Big news from London:
The philosopher and writer Alain de Botton is proposing to build a 46-metre (151ft) tower to celebrate a "new atheism" as an antidote to what he describes as Professor Richard Dawkins's "aggressive" and "destructive" approach to non-belief.
Rather than attack religion, De Botton said he wants to borrow the idea of awe-inspiring buildings that give people a better sense of perspective on life.
"Normally a temple is to Jesus, Mary or Buddha, but you can build a temple to anything that's positive and good," he said….
De Botton said he chose the country's financial centre because he believes it is where people have most seriously lost perspective on life's priorities….
Dawkins criticized the project on Thursday, indicating…that a temple of atheism was a contradiction in terms….
Notice what De Botton wants to restore to atheism: awe, a right perspective, proper priorities, and an honoring of something that's positive and good. All of these things require a standard and objective purpose outside of ourselves in order to exist. (Otherwise our own priorities and perspectives are always the "proper" ones, regardless of which ones we choose. Who, or what, could judge them?) And all of these things are subjective illusions in a materialist universe where only what is is objective. There is no ought. A piece of machinery acts, but what ought its "priorities" to be? What makes one piece of matter good and worthy of exalting over another? Can you make value judgments about rocks and trees?
Yes, a temple of atheism is a contradiction in terms, and this whole project ought to cause atheists to ask themselves two things: 1) In a world that began not with a living Person, but with dead atoms, where only randomly-developed matter is real, where there is no objective purpose and no objective standard, where everything in the unknowing, uncaring universe will eventually cease to exist, how do you explain our very real experience of these greater, powerful, non-material aspects of our lives? And 2) If they're not objectively real (as a materialist universe would prove), why is it that we can't live a fully human life without them?
Here's what the temple will look like:
De Botton revealed details of a temple to evoke more than 300m years of life on earth. Each centimetre of the tapering tower's interior has been designed to represent a million years and a narrow band of gold will illustrate the relatively tiny amount of time humans have walked the planet. The exterior would be inscribed with a binary code denoting the human genome sequence.

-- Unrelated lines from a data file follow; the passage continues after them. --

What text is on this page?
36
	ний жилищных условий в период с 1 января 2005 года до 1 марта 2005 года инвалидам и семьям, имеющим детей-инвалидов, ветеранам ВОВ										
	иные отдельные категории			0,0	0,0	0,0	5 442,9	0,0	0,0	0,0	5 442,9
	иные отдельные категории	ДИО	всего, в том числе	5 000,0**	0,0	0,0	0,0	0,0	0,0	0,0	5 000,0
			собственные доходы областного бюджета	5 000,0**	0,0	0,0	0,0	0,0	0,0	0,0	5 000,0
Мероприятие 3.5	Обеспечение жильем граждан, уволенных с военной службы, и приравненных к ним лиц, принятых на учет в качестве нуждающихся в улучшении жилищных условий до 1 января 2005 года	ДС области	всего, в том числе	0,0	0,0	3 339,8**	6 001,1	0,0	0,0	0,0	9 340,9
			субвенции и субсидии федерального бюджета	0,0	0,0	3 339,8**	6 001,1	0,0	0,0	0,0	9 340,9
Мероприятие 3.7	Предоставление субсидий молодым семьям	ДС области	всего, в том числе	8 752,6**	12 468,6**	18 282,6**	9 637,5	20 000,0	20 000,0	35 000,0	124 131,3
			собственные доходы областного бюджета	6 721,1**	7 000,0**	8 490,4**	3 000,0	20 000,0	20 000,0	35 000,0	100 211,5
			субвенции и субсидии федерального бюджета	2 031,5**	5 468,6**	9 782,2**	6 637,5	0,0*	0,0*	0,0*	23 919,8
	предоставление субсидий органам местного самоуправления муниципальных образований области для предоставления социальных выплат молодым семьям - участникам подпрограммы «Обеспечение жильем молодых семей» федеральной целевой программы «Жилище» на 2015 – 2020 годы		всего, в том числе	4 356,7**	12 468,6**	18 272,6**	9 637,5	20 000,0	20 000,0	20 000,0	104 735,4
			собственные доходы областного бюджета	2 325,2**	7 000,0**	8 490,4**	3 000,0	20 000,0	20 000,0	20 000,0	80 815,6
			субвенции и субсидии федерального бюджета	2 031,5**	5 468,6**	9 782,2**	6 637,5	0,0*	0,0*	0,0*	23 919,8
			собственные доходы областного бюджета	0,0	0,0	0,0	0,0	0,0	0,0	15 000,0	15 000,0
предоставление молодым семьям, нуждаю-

The temple features a single door for visitors who will enter as if it were an art installation. The roof will be open to the elements and there could be fossils and geologically interesting rocks in the concrete walls.
You'll see a picture of it to the right. (Well, okay, we added in the eye because, admit it, that design was begging for it.)
Humanists said it was misplaced for non-believers to build quasi-religious buildings, because atheists did not need temples to probe the meaning of life.
"The things religious people get from religion – awe, wonder, meaning and perspective – non-religious people get them from other places like art, nature, human relationships and the narratives we give our lives in other ways," said Andrew Copson, chief executive of the British Humanist Society….
Notice that Copson didn't say atheists don't need awe, wonder, meaning, and perspective; he merely said they don't need temples to explore these things. They still want to get them from places other than God. The question is, is that possible? Would those things ever be anything more than useful illusions in a materialist world?
De Botton has insisted atheists have as much right to enjoy inspiring architecture as religious believers.
"The dominant feeling you should get will be awe – the same feeling you get when you tip your head back in Ely cathedral," he said. "You should feel small but not in an intimidated way."
Human beings are built to desire that experience of awe in contemplating something greater and more beautiful than ourselves. This is because human beings are built to worship God. If a person denies God, he will seek to fulfill that need in some other way, even if doing so makes no rational sense within his own worldview.
All of this only goes to show that we can't live consistently in a materialistic worldview. We long for those parts of life that were declared subjective and/or unreal by empiricists and rationalists over the past couple centuries. And I wish De Botton and his fellow atheists all the best in truly finding what he knows they need.
In the meantime, Strange Herring has some suggestions for a more suitable atheist temple:
It would be made entirely of smoked glass, with no foundation or floor plan. Negotiating the space would be an act of sheer will and chance, and only the smartest and strongest will make it through the entire structure, although even they will be left with a nagging feeling that it was all ultimately futile and for no good purpose. A waste of money? I think not. Before something can be wasted, it must have some endogenous purpose, no?